One thing Twitter never should have been is a gotcha machine for partisan mobs, Mathis says.
“Twitter was designed to be ephemeral,” Mathis says, “and instead it has become a repository of our stupidest days.”
Readers, have you systematically deleted your old social media accounts or dropped Facebook or Twitter? If so, what prompted you to do it? Let me know at

Quick hits

NOT ENEMIES OF THE PEOPLE: Former President George H. W. Bush writes to retiring AP journalist Mike Graczyk that he always has respected the reporter's professionalism and "the innate sense of fairness" Graczyk showed. Here's Bush's letter: (h/t Chris Connell)
Bush letter saluting retiring journalist
CONGRATULATIONS, INDIRA: Poynter’s Indira Lakshmanan is headed to the Washington-based Pulitzer Center as executive editor of the nonprofit, which supports international reporting. Lakshmanan, a veteran of The Boston Globe and Bloomberg, was the the Newmark chair in journalism ethics at the Poynter Institute.

DON'T PLAY TRUMP'S GAME: Washington Post columnist Dana Milbank says the media, by fighting back on Trump's "enemy of the people" condemnations, is amplifying the president. Stick to reporting on the policy and the misstatements, Milbank advises. "We’re playing into Trump’s larger purpose, and his likely 2020 theme: Any news that is unfavorable to him is fake," Milbank says.
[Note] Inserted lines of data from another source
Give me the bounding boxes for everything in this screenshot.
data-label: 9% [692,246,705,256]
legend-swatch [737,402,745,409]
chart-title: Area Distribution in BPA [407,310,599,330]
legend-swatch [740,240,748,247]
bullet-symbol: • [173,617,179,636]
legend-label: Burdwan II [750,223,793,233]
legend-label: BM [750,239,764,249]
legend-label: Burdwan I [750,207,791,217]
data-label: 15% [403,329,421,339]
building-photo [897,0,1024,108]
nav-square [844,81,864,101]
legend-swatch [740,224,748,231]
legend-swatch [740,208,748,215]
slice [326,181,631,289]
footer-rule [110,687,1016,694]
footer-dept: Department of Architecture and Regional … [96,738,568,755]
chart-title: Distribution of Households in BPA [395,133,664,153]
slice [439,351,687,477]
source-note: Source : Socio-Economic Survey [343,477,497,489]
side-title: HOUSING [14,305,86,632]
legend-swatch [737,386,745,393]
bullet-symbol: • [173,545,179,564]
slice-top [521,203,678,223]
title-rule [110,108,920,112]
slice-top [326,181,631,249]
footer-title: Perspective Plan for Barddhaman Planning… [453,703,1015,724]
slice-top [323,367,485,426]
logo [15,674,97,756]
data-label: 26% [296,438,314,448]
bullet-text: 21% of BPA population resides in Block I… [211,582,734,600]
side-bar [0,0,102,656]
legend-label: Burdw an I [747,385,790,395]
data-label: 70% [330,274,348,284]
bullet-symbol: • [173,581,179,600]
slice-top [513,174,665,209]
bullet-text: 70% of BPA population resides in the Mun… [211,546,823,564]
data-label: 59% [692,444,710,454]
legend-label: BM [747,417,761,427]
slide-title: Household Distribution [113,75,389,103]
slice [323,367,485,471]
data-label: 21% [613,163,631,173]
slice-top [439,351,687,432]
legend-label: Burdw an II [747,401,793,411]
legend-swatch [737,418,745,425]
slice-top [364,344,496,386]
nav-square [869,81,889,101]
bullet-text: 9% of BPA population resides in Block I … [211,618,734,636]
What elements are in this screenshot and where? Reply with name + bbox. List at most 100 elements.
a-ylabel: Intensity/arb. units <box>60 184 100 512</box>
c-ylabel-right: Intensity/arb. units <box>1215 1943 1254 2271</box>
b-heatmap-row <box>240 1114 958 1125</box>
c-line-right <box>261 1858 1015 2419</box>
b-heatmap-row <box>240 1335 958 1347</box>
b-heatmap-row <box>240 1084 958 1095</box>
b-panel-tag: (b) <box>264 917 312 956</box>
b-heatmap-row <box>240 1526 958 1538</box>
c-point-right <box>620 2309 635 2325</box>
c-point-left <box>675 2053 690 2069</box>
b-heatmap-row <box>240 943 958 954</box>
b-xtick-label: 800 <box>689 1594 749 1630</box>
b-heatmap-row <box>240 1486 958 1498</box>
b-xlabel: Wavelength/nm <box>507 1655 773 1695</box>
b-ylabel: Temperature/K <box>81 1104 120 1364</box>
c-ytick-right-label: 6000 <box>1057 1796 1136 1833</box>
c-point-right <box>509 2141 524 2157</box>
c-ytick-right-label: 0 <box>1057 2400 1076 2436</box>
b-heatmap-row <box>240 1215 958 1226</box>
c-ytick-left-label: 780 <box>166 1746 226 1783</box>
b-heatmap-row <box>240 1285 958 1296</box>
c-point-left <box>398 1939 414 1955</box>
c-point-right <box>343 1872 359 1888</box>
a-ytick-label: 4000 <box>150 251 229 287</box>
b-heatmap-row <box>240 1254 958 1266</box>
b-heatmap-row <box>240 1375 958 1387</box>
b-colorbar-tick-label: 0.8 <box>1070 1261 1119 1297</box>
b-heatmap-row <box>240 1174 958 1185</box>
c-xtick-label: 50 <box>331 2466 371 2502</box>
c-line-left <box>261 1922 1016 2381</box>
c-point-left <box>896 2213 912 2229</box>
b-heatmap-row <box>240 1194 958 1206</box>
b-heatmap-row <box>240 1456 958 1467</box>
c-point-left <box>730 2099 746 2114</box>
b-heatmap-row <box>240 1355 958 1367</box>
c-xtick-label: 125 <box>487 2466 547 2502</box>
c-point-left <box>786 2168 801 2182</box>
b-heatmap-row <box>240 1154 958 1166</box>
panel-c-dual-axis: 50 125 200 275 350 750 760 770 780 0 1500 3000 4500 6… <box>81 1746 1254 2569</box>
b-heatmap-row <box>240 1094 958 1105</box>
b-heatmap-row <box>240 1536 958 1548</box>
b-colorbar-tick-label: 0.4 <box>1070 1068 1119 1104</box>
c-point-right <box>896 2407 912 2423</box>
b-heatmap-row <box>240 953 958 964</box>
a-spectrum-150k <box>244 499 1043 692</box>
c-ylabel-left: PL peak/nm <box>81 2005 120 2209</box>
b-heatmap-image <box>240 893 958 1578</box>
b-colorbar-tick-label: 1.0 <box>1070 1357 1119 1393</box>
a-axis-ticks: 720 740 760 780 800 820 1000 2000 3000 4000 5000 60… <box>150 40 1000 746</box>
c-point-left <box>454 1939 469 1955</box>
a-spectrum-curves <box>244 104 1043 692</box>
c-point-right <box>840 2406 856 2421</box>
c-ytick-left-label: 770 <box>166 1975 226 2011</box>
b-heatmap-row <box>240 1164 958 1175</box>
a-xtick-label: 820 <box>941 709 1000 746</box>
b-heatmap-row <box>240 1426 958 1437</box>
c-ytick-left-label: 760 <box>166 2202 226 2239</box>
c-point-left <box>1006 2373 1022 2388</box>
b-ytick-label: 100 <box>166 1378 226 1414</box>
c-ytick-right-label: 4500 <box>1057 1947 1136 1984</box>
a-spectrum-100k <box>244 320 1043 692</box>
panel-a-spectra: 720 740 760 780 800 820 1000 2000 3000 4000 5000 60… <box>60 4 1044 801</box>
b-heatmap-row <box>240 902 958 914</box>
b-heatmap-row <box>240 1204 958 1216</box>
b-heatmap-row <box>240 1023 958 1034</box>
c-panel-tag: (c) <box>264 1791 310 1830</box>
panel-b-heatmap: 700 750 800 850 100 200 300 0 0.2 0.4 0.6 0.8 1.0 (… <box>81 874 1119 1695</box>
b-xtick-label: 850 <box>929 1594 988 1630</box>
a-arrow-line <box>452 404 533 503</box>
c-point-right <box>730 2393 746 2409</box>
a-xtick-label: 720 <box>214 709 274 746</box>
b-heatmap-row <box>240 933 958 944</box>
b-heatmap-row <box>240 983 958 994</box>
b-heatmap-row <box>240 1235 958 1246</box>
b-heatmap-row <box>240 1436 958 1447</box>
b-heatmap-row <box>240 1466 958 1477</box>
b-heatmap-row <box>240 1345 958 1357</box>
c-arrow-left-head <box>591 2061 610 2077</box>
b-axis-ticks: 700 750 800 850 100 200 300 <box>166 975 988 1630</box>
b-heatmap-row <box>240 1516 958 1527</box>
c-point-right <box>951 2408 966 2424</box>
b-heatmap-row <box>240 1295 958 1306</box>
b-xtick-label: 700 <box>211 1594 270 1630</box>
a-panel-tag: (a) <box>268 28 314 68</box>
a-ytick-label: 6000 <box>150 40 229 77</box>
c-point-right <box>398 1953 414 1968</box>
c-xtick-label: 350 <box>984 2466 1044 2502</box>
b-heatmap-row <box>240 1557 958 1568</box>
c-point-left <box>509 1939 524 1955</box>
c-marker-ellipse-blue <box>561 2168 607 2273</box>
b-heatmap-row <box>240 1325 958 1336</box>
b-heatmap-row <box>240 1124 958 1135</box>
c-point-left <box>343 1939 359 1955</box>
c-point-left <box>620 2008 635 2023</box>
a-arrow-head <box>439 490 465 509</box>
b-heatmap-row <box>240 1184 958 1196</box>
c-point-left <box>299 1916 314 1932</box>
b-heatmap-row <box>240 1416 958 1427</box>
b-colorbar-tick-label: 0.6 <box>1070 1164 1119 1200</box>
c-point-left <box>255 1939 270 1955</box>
HALF A LOAF: That's what American newspaper publishers got from the U.S. government on their pleas to end a tariff on Canadian newsprint that is being blamed for layoffs and losses. The Commerce Department reduced tariffs as high as 22 percent to a peak of 16 percent, but also made the tariffs permanent, Mark Weiner reports. Publishers and Democratic leaders said they would lobby to reduce the tariffs further.
DOWN AT UPWORTHY: The "do-good" site laid off 31 people and its editor, Liz Heron, quit. So did CEO Charlie Wilkie. Its cofounder, Eli Pariser, left the board. Nieman Labs asks why.
NO BRAINER: A high-level attendee at the NABJ's annual convention in Detroit was new news publisher Chance The Rapper. He attended sessions on solutions journalism and heard Tyler Perry talk about entrepreneurship on Friday, reports the Knight Foundation's Karen Rundlet.

The rapper purchased the shuttered news site the Chicagoist last month and promised a home for new voices in media.

WEEKEND PASSING: H.F. "Gerry" Lenfest died this weekend. He amassed a fortune via cable TV, allowing he and his wife to become significant philanthropists who supported an array of artistic, media and academic endeavors. He was the recipient of Poynter's 2016 Distinguished Service to Journalism Award

WHOA, PARDNER: Texas Monthly is running a test to stop people using ad-blockers. By Joseph Lichterman.

What we’re reading

DON’T DEFINE YOURSELF BY YOUR JOB: That’s among advice to people who’ve been laid off from people who’ve been there. One other thought from Monica Torres’ story: Hit the gym each morning instead of sleeping late and feeling sorry for yourself.